Ruanda’da yaşanan soykırımın üzerinden 25 yıl geçti. BM rakamlarına göre 800 bin insanın yaşamını yitirdiği soykırımın nedenleri hâlâ tartışılıyor. Özellikle Fransa’nın bu soykırımda oynadığı rolün artık genel kabul gördüğünü söyleyebiliriz. Ama Fransa resmen soykırımcılara destek olduğunu, silah verdiğini ve onları eğittiğini kabul etmiyor.
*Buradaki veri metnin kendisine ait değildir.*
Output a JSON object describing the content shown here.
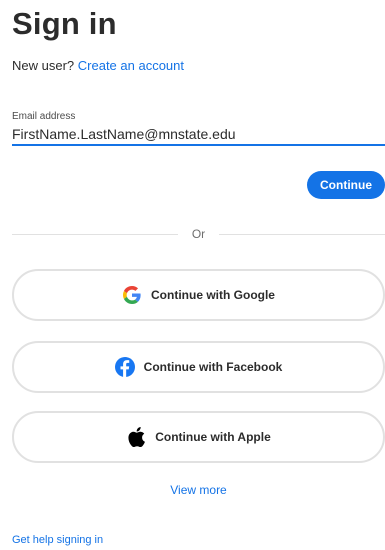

Ruanda Soykırımı, İkinci Dünya Savaşı’nda Naziler tarafından gerçekleştirilen Yahudi Soykırımı’ndan sonra 20. yüzyılın sonunda meydana gelen en kanlı ve en vahşi katliamıdır.
BM tarafından kurulan Ruanda Uluslararası Ceza Mahkemesi, Eylül 1998’de, Jean-Paul Akeyesu adındaki bir Ruandalıyı yargılayarak, dünyada ilk kez, tanımlanmış soykırım suçu nedeniyle mahkûmiyet kararı verdi.
SÖMÜRGECİ VE SOYKIRIMCI EMPERYALİZM
Afrika’nın yakın tarihi milyonlarca insanın canına mal olmuş kapitalist sömürgeciliğin ve emperyalist saldırganlığın örnekleriyle doludur. Emperyalist çıkarları gereği, yüzlerce yıl barış içinde yaşayan toplumları etnik ve dini gruplara bölüp birbirine kırdırmışlardır. Bunun en kanlı örneği de Ruanda’da yaşanan soykırımdır.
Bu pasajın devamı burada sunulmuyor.